To capitalize on this a scooterette Bajaj Sunny was launched. The brief was that it was simple-to-use vehicle that anyone could drive.
In the 1990s, youth between 16 – 18 years could drive a gearless two-wheeler with a license.
To capitalize on this a scooterette (a hybrid of a scooter and a moped), Bajaj Sunny was launched. It was cheaper than a moped, had better aesthetics but had the same fuel efficiency as a moped. It was positioned between a regular motorcycle and a scooter – a step-thru (a rider can sit on the vehicle and drive it by stepping through the frame and not over it like a motorcycle).
The brief to Ogilvy was that it was a very simple-to-use vehicle that anyone could drive without much training.

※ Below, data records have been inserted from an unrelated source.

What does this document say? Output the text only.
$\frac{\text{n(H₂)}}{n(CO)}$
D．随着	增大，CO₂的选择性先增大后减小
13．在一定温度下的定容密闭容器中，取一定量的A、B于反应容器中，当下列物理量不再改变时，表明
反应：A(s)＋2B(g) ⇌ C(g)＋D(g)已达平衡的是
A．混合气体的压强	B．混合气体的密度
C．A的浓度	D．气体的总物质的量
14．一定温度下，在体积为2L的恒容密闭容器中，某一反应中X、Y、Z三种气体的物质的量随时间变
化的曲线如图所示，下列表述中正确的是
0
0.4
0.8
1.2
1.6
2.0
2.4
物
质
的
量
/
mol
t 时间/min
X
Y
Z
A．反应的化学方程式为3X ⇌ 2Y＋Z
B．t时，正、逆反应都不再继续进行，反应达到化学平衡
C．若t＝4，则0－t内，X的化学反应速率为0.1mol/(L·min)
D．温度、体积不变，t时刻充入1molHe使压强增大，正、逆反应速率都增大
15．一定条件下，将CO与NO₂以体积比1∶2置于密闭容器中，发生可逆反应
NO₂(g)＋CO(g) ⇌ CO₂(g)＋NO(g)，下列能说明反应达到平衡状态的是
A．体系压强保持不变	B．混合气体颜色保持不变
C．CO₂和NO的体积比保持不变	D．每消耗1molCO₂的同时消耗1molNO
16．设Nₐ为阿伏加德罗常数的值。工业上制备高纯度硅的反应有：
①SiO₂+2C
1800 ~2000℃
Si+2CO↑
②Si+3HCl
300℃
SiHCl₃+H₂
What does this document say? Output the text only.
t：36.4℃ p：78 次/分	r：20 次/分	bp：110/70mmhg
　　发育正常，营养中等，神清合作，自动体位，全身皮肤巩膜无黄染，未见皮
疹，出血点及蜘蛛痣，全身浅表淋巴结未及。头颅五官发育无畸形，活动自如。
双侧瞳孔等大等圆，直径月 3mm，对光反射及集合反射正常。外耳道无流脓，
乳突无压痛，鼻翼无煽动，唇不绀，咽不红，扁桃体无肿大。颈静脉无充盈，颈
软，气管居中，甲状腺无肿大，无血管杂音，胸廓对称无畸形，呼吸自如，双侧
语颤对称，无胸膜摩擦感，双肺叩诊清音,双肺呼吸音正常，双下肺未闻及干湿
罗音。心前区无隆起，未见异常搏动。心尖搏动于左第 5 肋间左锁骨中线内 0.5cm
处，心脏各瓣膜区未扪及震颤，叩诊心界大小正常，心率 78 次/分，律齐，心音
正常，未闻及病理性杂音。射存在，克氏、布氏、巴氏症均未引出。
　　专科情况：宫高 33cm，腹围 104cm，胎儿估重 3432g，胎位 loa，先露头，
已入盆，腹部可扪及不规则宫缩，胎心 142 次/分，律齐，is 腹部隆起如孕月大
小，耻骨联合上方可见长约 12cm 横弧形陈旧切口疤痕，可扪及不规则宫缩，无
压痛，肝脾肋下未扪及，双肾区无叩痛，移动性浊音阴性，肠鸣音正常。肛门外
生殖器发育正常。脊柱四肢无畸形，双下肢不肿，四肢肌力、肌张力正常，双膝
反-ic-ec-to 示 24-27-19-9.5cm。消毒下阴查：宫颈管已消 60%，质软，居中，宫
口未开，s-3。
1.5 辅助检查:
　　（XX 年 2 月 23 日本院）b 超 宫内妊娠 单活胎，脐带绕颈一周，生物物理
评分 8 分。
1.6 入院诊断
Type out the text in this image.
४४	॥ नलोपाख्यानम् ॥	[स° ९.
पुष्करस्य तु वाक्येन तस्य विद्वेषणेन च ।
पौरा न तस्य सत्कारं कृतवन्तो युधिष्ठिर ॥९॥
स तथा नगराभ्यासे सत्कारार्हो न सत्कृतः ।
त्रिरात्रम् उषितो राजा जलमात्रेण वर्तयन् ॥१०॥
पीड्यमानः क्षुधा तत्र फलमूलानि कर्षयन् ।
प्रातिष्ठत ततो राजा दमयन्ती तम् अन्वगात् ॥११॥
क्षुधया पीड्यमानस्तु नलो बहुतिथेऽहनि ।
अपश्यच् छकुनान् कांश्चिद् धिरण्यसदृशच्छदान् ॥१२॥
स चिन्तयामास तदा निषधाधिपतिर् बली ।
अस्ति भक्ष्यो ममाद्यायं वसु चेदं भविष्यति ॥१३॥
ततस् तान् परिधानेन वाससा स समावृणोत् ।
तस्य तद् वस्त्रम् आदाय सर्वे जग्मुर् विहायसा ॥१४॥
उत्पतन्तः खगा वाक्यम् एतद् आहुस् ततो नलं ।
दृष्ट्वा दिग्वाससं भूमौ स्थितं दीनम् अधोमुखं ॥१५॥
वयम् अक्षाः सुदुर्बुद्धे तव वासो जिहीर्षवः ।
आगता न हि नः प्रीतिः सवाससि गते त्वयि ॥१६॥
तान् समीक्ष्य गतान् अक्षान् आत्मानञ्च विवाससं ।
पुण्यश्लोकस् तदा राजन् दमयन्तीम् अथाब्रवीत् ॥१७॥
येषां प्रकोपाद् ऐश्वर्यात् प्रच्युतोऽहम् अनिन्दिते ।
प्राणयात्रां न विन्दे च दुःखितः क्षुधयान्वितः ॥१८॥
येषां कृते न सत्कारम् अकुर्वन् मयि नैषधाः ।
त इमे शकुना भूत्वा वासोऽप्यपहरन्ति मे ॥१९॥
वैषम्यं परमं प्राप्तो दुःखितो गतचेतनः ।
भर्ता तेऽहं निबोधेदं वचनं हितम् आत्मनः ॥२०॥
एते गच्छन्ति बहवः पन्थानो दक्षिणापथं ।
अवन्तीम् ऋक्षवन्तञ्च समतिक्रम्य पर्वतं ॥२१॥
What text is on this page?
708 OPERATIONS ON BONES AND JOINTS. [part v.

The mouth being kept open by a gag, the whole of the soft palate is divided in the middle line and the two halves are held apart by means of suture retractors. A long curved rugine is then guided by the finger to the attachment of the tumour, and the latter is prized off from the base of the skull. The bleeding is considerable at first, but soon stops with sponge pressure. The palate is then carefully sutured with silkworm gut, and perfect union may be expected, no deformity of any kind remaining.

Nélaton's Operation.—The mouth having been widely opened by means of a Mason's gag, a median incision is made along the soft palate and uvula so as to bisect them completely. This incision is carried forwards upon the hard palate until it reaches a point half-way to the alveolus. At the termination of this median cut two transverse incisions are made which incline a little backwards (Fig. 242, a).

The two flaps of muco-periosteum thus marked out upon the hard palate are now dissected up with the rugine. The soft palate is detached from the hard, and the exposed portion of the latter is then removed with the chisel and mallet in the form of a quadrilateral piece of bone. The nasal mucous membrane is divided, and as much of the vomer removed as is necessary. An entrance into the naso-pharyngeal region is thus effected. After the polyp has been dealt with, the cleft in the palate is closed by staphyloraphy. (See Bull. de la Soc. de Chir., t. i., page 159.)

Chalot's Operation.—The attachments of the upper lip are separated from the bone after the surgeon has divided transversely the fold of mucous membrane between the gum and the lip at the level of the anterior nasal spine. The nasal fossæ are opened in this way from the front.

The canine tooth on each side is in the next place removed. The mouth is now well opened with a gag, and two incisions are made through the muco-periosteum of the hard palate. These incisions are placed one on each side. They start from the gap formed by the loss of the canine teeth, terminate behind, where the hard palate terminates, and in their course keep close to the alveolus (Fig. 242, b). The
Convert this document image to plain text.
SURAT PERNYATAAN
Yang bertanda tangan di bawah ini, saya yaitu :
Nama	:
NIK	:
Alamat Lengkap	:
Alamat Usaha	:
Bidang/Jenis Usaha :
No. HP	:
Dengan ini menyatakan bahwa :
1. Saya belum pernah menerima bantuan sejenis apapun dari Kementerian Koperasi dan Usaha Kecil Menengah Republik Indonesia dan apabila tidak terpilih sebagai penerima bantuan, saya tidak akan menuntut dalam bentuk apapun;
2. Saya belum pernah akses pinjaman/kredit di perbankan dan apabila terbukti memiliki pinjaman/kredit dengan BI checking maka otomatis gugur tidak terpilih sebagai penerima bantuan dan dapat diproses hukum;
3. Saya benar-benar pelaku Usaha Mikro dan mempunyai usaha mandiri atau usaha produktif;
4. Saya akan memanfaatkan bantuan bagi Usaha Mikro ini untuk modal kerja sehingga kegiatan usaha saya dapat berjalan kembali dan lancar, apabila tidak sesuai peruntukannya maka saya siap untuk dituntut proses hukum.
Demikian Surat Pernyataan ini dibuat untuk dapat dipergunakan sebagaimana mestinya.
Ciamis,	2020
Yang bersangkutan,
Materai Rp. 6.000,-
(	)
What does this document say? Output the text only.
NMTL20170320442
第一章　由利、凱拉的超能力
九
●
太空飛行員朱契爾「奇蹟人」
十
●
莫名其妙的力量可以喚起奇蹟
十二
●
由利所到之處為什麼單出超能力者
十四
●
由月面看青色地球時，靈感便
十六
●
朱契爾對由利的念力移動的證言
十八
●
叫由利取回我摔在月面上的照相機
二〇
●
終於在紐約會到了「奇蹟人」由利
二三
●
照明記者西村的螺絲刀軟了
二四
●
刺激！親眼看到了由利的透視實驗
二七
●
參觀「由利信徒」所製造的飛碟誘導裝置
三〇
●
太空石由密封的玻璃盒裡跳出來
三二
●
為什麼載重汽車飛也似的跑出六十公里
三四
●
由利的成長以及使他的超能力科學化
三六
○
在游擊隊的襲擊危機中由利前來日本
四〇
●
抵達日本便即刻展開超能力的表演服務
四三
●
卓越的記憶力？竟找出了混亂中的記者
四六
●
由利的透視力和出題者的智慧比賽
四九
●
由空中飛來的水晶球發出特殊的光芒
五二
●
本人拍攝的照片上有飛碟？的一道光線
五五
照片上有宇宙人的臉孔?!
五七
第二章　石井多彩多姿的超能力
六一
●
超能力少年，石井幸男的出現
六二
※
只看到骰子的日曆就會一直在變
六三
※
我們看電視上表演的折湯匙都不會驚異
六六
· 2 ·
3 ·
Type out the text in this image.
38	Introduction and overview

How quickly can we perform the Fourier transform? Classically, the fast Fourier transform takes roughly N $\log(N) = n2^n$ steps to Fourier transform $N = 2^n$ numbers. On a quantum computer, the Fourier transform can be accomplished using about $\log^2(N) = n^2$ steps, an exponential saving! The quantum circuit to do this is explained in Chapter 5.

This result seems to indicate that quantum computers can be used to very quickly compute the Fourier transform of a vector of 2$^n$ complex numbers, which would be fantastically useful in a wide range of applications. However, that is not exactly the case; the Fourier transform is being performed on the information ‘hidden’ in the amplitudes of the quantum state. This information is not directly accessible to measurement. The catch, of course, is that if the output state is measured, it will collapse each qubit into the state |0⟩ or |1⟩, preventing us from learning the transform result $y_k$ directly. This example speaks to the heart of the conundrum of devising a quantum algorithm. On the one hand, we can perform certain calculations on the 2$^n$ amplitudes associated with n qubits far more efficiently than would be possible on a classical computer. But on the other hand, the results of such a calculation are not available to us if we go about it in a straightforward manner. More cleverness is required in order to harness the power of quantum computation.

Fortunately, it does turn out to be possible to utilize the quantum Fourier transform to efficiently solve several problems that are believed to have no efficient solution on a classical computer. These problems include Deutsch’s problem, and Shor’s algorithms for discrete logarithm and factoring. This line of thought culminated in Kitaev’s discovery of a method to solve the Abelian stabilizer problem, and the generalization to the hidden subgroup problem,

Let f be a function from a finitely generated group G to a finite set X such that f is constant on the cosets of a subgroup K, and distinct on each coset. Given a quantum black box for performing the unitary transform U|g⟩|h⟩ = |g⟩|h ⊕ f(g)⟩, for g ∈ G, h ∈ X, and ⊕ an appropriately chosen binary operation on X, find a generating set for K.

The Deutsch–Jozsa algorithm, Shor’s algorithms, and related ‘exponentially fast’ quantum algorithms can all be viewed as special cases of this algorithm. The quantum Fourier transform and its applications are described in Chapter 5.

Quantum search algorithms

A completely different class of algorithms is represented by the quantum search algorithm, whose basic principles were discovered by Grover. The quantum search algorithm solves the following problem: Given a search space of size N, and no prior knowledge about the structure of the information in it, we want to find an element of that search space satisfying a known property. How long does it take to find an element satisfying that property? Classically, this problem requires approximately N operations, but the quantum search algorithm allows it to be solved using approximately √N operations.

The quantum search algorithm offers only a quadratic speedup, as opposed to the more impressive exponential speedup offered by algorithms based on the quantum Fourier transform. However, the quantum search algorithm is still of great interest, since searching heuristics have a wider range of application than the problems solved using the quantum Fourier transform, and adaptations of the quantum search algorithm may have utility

Prasoon Pandey worked on this. He developed the idea of showcasing Sunny as the Simple Riding Machine, so simple, that even unaware African tribals could drive it. However, it took months for the people in the agency to get convinced of the idea before they presented it to the Bajaj’s.
Prasoon presented it. Rahul Bajaj approved it and on seeing Prasoon’s passion, told him that Prasoon should direct it himself. The first time he was doing so.
It wouldn’t be fair to say that only great advertising did the trick for Sunny. The lightweight single gear scooter was easy to manoeuvre and balance, which was cheaper than the rest, making it a great choice for older teens/ learners. Also, mopeds lacked the aesthetics or the storage compared to a scooterette like Sunny.
It also goes that even though the advertising was recognized the world over, this commercial was stopped by Bajaj as it affected the sensibilities of people from Africa.